- Claims 35K users currently on its platform, high rate of recurring users
- Expansion on the cards with undisclosed seed funding from East Ventures
IT is that oft-forgotten hassle travellers have to deal with: When people ask you to buy a product that is only available in the country you are going to. The requests can range from food all the way to bulky items, and you get that twinge of regret for saying ‘yes.’
This is where AirFrov steps in, by connecting travellers with buyers. These travellers now also get a commission, which sometimes can be a greater incentive than the shortlived gratitude of fairweather friends.
Describing itself as a peer-to-peer on-demand marketplace for overseas products, the idea for AirFrov came from cofounder and chief executive officer Cai Li’s own experience acting as his girlfriend’s ‘personal courier.’
“I actually travelled very often in my last job in the plastics business, and had to buy stuff for my girlfriend on almost every trip,” he laments.
“I learnt from my air-crew friends that a lot of people were doing it on a weekly basis – the supply and demand existed, but there was no platform to connect travellers to buyers,” he says, speaking recently to Digital News Asia (DNA).
Thus AirFrov was launched in the first quarter of 2015, and managed to get 35,000 users on board within a year, according to Li.
“The feedback has been very good, the percentage of recurring users is very high,” he claims.
“The main feedback has been that without AirFrov, the only solution is to ask their friends; for some of them, there is no other solution than AirFrov,” he adds.
Mechanics and pitfalls
The mechanics on the AirFrov platform are simple enough: Travellers post information on their trips, while potential buyers post what they want. Should the traveller take up a request, he or she either arranges to hand it off to the buyer personally or via a third-party courier service.
“After the traveller accepts a request, the buyer has to make a deposit of the full amount and the commission for the traveller, and we hold it in escrow for the traveller until the product is delivered,” says Li.
“We do charge a transaction fee of 7% and S$2 (US$1.42) for the bank transfer fee. The buyer will pay us via a credit card for now, which is the easiest and fastest way,” he adds.
As for possible product mismatches, Li stresses that it is the traveller’s responsibility to ensure the item is the correct one.
“We do not moderate users, but we do step in to help during disputes and complaints” he says.
AirFrov had to deal with a chicken-and-egg problem at the start – it needed to get a good number of users on board to hit critical mass, Li acknowledges.
“Initially, there was the issue of trust, but after having been featured in a lot of news articles, this trust issue was solved,” he says.
The trust issue was also helped by the fact that AirFrov holds the money safely until the item is delivered, he adds.
There is also the issue of taxes and duties on items brought into Singapore. Li says that the Immigration and Checkpoints Authority reached out to AirFrov to educate its travellers on this.
“We do our due diligence to ensure our travellers are educated on the need to pay GST (Goods and Services Tax) because the responsibility lays with them,” he adds.

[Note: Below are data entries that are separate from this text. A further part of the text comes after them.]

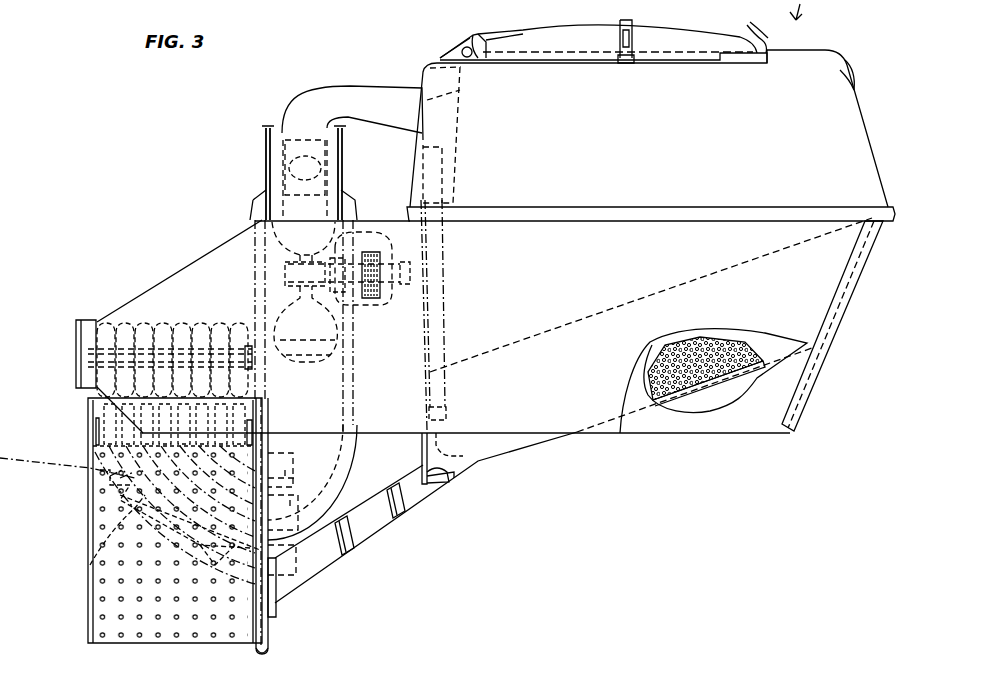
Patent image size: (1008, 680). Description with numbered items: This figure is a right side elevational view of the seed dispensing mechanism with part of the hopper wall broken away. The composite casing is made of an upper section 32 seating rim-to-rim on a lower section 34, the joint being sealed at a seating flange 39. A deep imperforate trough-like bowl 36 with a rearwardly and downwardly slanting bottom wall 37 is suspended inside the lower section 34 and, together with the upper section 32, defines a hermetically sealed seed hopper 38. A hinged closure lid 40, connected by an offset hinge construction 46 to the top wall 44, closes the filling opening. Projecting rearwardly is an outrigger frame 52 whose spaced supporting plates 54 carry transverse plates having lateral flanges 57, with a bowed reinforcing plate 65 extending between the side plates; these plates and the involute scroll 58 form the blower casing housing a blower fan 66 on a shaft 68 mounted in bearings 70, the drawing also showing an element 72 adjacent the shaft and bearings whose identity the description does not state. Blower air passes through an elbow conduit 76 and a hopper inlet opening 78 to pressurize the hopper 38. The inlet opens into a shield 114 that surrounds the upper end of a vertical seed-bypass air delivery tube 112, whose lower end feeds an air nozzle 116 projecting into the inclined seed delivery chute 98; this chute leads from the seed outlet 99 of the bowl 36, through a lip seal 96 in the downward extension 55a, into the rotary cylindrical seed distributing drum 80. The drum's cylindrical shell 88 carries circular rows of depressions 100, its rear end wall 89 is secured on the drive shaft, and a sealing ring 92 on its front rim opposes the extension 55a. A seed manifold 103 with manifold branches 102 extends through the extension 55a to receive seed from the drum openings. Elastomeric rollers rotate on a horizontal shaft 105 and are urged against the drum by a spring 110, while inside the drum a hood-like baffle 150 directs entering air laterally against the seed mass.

The upper section 32 is at (848, 130).
The lower section 34 is at (810, 330).
The trough-like bowl 36 is at (513, 460).
The bottom wall 37 is at (428, 350).
The seed hopper 38 is at (712, 334).
The seating flange 39 is at (790, 214).
The hinged closure lid 40 is at (648, 36).
The top wall 44 is at (815, 50).
The offset hinge construction 46 is at (490, 36).
The outrigger frame 52 is at (274, 326).
The supporting plates 54 is at (212, 256).
The downward extension 55a is at (270, 628).
The lateral flanges 57 is at (258, 198).
The involute blower side wall or scroll 58 is at (270, 158).
The reinforcing plate 65 is at (76, 344).
The blower fan 66 is at (296, 370).
The shaft 68 is at (338, 300).
The bearings 70 is at (356, 246).
The motor rotor 72 is at (370, 302).
The elbow conduit 76 is at (352, 92).
The hopper inlet opening 78 is at (450, 94).
The rotary cylindrical seed distributing drum 80 is at (82, 448).
The cylindrical shell 88 is at (95, 538).
The rear end wall 89 is at (96, 514).
The sealing ring 92 is at (268, 652).
The lip seal 96 is at (280, 600).
The seed delivery chute 98 is at (376, 530).
The seed outlet 99 is at (443, 476).
The depressions 100 is at (178, 612).
The manifold branches 102 is at (300, 470).
The seed manifold 103 is at (95, 488).
The horizontal shaft 105 is at (118, 322).
The spring 110 is at (142, 323).
The seed-bypass air delivery tube 112 is at (445, 308).
The shield 114 is at (456, 124).
The air nozzle 116 is at (438, 453).
The hood-like baffle 150 is at (98, 566).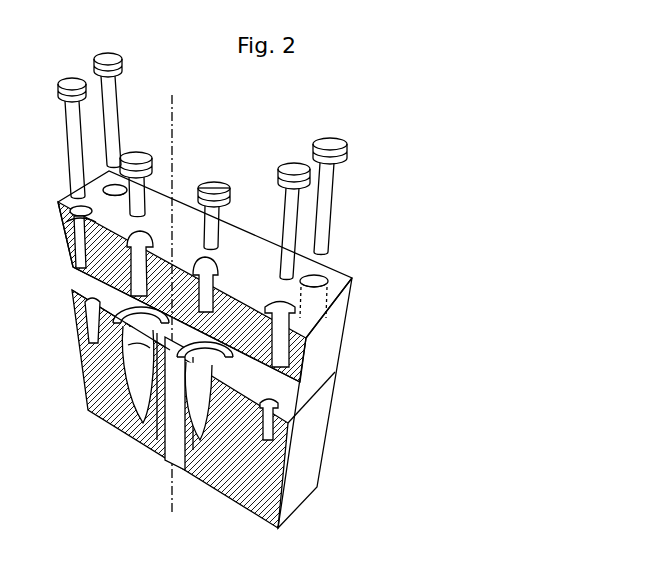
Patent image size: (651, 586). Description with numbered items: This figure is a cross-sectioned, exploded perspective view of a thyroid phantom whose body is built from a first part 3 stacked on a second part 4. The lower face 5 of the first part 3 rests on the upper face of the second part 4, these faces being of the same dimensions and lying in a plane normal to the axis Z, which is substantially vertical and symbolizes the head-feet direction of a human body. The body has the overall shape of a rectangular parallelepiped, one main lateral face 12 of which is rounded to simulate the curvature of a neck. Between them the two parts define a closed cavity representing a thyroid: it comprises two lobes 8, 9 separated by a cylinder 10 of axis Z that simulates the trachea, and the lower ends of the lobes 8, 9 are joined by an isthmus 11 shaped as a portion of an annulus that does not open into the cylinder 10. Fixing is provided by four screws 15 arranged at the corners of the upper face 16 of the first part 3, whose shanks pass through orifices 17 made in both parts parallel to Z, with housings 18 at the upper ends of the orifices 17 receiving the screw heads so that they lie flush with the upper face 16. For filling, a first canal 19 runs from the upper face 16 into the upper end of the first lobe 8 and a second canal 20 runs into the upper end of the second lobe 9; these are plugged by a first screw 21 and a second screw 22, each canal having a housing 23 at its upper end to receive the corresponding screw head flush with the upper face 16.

Singapore’s Customs department also has a new app that allows users to declare their items before they return, without the hassle of doing that at the Customs checkpoint itself, which Li says has been very helpful.
The AirFrov platform also includes a price engine to help travellers and buyers decide on the best price based on the item’s actual selling price, but ultimately leaving it to the two parties to negotiate terms.
“The cost is up to the two parties to negotiate, we do not come in with a set price for them because sometimes the travellers can earn a tax refund from their destination country, which can offset the GST,” says Li.
“There are disputes, but it is up to the two parties to negotiate – what we have is a price engine which tells users what the best price is based on past data on the platform, as well as prices grabbed off other websites.
“This helps users make an informed decision,” he adds.
AirFrov is currently looking to expand to other countries in the region, according to Li, although it is currently evaluating which markets would make the best bet.
It landed seed funding earlier from Spaze Ventures, and has just announced additional seed funding from East Ventures. The company has not disclosed either amount.
“Right now the team is very small, the main thing would be to hire key people to allow us to grow faster, from tech and operations to marketing,” says Li.